Hotels - Northcote - Commercial Hotel (1854 - )Place
Description:
In December 1854 a liquor licence was issued for a hotel in High Street Northcote, to be named the Shannon Hotel. For the next forty years it operated under a variety of publicans, with Denis Hayes being the most prominent. Times were tough for the hotel in the late 1850s with both Denis Hayes and Henry Drowley becoming insolvent whilst running the hotel. By the 1890s the hotel was in a poor state of repair and the Northcote Council condemned the building, forcing its demolition. The hotel was reborn in 1894 as the Commercial Hotel. The exterior of the building remains much as it was in 1894. In 1923 the hotel came to the notice of the local magistrates when publican Ellen Jones was charged with "...having persons on the premises during prohibited hours." Constable Dunn reported that he saw ten men leaving the rear of the hotel after hours. Shortly afterwards another twenty five men were seen leaving. Dunn entered the hotel and saw empty beer glasses and Jones and her daughters clearing up. There were no men in the hotel when the police entered and Jones denied serving alcohol after hours.
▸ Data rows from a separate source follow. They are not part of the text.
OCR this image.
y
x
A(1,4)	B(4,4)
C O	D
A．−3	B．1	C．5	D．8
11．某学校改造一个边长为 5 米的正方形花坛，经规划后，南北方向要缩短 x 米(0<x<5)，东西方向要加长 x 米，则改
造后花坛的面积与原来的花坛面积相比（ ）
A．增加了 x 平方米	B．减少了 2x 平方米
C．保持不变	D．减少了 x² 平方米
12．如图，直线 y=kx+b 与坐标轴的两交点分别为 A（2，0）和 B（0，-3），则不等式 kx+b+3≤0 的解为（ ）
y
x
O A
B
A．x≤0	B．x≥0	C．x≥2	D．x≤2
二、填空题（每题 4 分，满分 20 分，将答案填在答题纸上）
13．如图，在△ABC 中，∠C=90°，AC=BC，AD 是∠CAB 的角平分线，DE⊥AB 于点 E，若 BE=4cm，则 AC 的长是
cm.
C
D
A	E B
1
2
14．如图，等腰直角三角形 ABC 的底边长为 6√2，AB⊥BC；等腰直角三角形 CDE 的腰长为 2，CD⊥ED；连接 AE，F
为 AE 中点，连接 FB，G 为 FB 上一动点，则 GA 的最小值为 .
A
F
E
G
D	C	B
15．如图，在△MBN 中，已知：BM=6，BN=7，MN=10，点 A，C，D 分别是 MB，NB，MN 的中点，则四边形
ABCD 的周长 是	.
The magistrate dismissed the case. In 2005 the hotel changed its name to the Northcote Social Club.
Sources:
Edge, Gary. Surviving the six o’clock swill: a history of Darebin’s hotels. Melbourne. Darebin Libraries. 2004. R. K. Cole collection of hotel records: surname records. Compiled by Eric Tetlow. State Library of Victoria, 2000 Sands and McDougall’s Melbourne and Suburban Directory. Melbourne: Sands & McDougall, 1864- 1974.